Le 23 août dernier, l’Inde a posé sa sonde Chandrayaan-3 sur la lune. Pendant deux semaines, le rover Pragyan de l’ISRO (organisation indienne de recherche spatial) a parcouru et analysé le pôle sud de notre satellite naturel. Ses découvertes suscitent l’intérêt des scientifiques, et nous permettent d’en apprendre plus sur la lune.
“À la découverte de la face cachée de la lune, entre tremblement de terre, températures extrêmes et concentration de soufre”
Chandrayaan-3 c’est quoi?, c’est une sonde constituée de trois composants.

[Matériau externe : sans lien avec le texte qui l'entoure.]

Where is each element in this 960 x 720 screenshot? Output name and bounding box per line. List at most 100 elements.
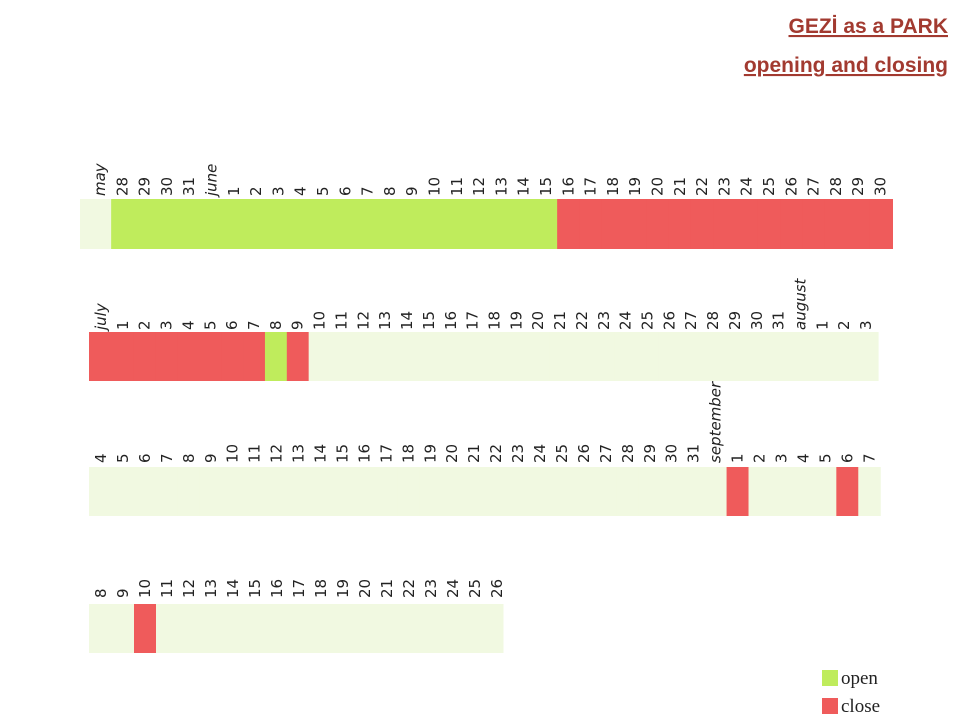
day-cell xyxy=(467,199,491,249)
date-label: 13 xyxy=(202,579,220,598)
day-cell xyxy=(757,199,781,249)
day-cell xyxy=(200,604,223,653)
day-cell xyxy=(398,604,421,653)
date-label: 1 xyxy=(813,320,831,330)
day-cell xyxy=(354,604,377,653)
date-label: 29 xyxy=(726,311,744,330)
date-label: 4 xyxy=(179,320,197,330)
day-cell xyxy=(668,199,692,249)
date-label: 9 xyxy=(289,320,307,330)
date-label: 27 xyxy=(597,444,615,463)
day-cell xyxy=(534,199,558,249)
date-label: 18 xyxy=(604,177,622,196)
date-label: 21 xyxy=(465,444,483,463)
date-label: 23 xyxy=(509,444,527,463)
day-cell xyxy=(869,199,893,249)
date-label: 18 xyxy=(312,579,330,598)
day-cell xyxy=(592,332,616,381)
day-cell xyxy=(680,332,703,381)
day-cell xyxy=(378,199,402,249)
day-cell xyxy=(376,604,399,653)
day-cell xyxy=(614,332,638,381)
day-cell xyxy=(461,332,485,381)
day-cell xyxy=(112,604,135,653)
day-cell xyxy=(155,199,179,249)
day-cell xyxy=(445,199,469,249)
day-cell xyxy=(485,467,508,516)
date-label: 31 xyxy=(770,311,788,330)
day-cell xyxy=(814,467,837,516)
date-label: 20 xyxy=(443,444,461,463)
day-cell xyxy=(505,332,528,381)
date-label: 30 xyxy=(158,177,176,196)
date-label: 28 xyxy=(619,444,637,463)
date-label: 30 xyxy=(748,311,766,330)
day-cell xyxy=(221,467,245,516)
date-label: 4 xyxy=(292,186,310,196)
date-label: 7 xyxy=(860,453,878,463)
day-cell xyxy=(442,604,465,653)
date-label: 5 xyxy=(816,453,834,463)
day-cell xyxy=(401,199,424,249)
date-label: 9 xyxy=(114,588,132,598)
date-label: 28 xyxy=(704,311,722,330)
date-label: 22 xyxy=(487,444,505,463)
day-cell xyxy=(529,467,552,516)
date-label: 25 xyxy=(553,444,571,463)
day-cell xyxy=(178,199,201,249)
date-label: 30 xyxy=(663,444,681,463)
day-cell xyxy=(289,199,313,249)
day-cell xyxy=(638,467,662,516)
day-cell xyxy=(155,467,179,516)
day-cell xyxy=(855,332,879,381)
day-cell xyxy=(490,199,514,249)
day-cell xyxy=(423,199,447,249)
date-label: 25 xyxy=(760,177,778,196)
date-label: 11 xyxy=(158,579,176,598)
date-label: 25 xyxy=(639,311,657,330)
date-label: 14 xyxy=(224,579,242,598)
date-label: 10 xyxy=(426,177,444,196)
date-label: 2 xyxy=(835,320,853,330)
day-cell xyxy=(745,332,769,381)
legend-swatch xyxy=(822,698,838,714)
date-label: 3 xyxy=(158,320,176,330)
date-label: 10 xyxy=(136,579,154,598)
date-label: 29 xyxy=(136,177,154,196)
legend-label: open xyxy=(841,668,878,689)
date-label: 6 xyxy=(223,320,241,330)
date-label: 15 xyxy=(333,444,351,463)
date-label: august xyxy=(792,277,810,330)
day-cell xyxy=(264,332,288,381)
date-label: june xyxy=(203,164,221,198)
day-cell xyxy=(353,467,376,516)
date-label: 22 xyxy=(573,311,591,330)
day-cell xyxy=(310,604,333,653)
date-label: 25 xyxy=(466,579,484,598)
day-cell xyxy=(824,199,848,249)
day-cell xyxy=(222,199,246,249)
day-cell xyxy=(330,332,353,381)
date-label: 24 xyxy=(531,444,549,463)
date-label: 6 xyxy=(136,453,154,463)
day-cell xyxy=(483,332,506,381)
date-label: 23 xyxy=(595,311,613,330)
date-label: 14 xyxy=(515,177,533,196)
date-label: 7 xyxy=(359,186,377,196)
day-cell xyxy=(288,604,311,653)
date-label: 24 xyxy=(444,579,462,598)
date-label: 23 xyxy=(715,177,733,196)
day-cell xyxy=(308,332,332,381)
day-cell xyxy=(704,467,728,516)
day-cell xyxy=(243,332,266,381)
day-cell xyxy=(748,467,771,516)
day-cell xyxy=(557,199,580,249)
date-label: 1 xyxy=(114,320,132,330)
day-cell xyxy=(111,332,135,381)
date-label: 16 xyxy=(442,311,460,330)
day-cell xyxy=(334,199,357,249)
day-cell xyxy=(802,199,826,249)
day-cell xyxy=(111,467,135,516)
date-label: 17 xyxy=(377,444,395,463)
date-label: 15 xyxy=(246,579,264,598)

Premièrement, un module de propulsion amenant la sonde en orbite autour de la lune. Deuxièmement, un atterrisseur nommé Vikram qui est utilisé pour déposer le rover Pragyan, le troisième élément. Selon l’ISRO le but est “de démontrer la capacité de bout en bout d'un atterrissage et d'un déplacement en toute sécurité sur la surface lunaire”. Donc, en plus de prouver que Chandrayaan-3 est opérationnelle, elle a fait plusieurs découvertes. La sonde constate une variation de température dans les profondeurs. La température à 8 centimètres est environ inférieure à 60 degrés de celle de la surface. Les capteurs sont capables d’atteindre une distance de 10 centimètres. Pour toutes les profondeurs analysées, ils ne descendent pas en dessous de -10 degrés. Ensuite, une activité sismique pouvant être un tremblement de terre a été détectée par le sismographe de Vikram. Cependant, les scientifiques se questionnent, il peut s’agir d’un tremblement de terre, ou alors, d’une petite météorite ayant percuté la surface. Enfin, le spectromètre (appareil de mesure permettant de décomposer une quantité observée) à induction laser révèle une concentration de soufre. Les scientifiques soupçonnent sa présence, car cet élément chimique est un composant de la roche fondue. Hypothétiquement, la lune primitive en était recouverte, et elle se serait cristallisée pour former notre satellite. Ces découvertes sont nécessaires pour comprendre le fonctionnement du sol de la lune. Il représente un élément essentiel envisageable pour la construction d'habitations.
“Le soleil dans le viseur”
Pour continuer sur sa lancée, ce 2 septembre, l’ISRO lance son satellite Aditya-L1 destiné à l’étude du soleil. Aditya signifiant “la divinité solaire” en hindou. Il restera en orbite autour de la planète Terre pendant 16 jours, avant d’entamer un voyage de 110 jours vers le soleil. Il viendra se placer au point de Lagrange 1 du système Soleil-Terre. On peut définir ça de façon simple, comme étant un point d’équilibre entre deux corps célestes, ici la Terre et le Soleil, permettant au satellite de rester stable. L’enjeu pour les scientifiques est l’étude des activités solaires et leurs effets sur la météorologie spatiale. La sonde sera chargée d’étudier la chromosphère et la couronne, constituant la haute atmosphère du soleil. Elle s’attardera également sur l’analyse des éruptions solaires et des éjections de masse coronale, ces dernières caractérisent de gigantesques nuages de plasma solaire expulsés du soleil. Elles sont si puissantes qu'elles peuvent atteindre la Terre et provoquer des aurores boréales, ainsi que perturber le fonctionnement des satellites.
Au-delà de l’aspect scientifique, l’Inde devient la quatrième nation à poser un engin sur la lune, derrière, la Chine en 2013, les États-Unis et la Russie en 1966. L’ISRO existe depuis 1969, elle intervient plus particulièrement dans le lancement de satellites. Le pays s’impose dans le paysage spatial, en étant le premier à mettre un satellite en orbite autour de la planète Mars en 2014. Puis, une mission conjointe avec le Japon doit envoyer une sonde sur la Lune en 2025.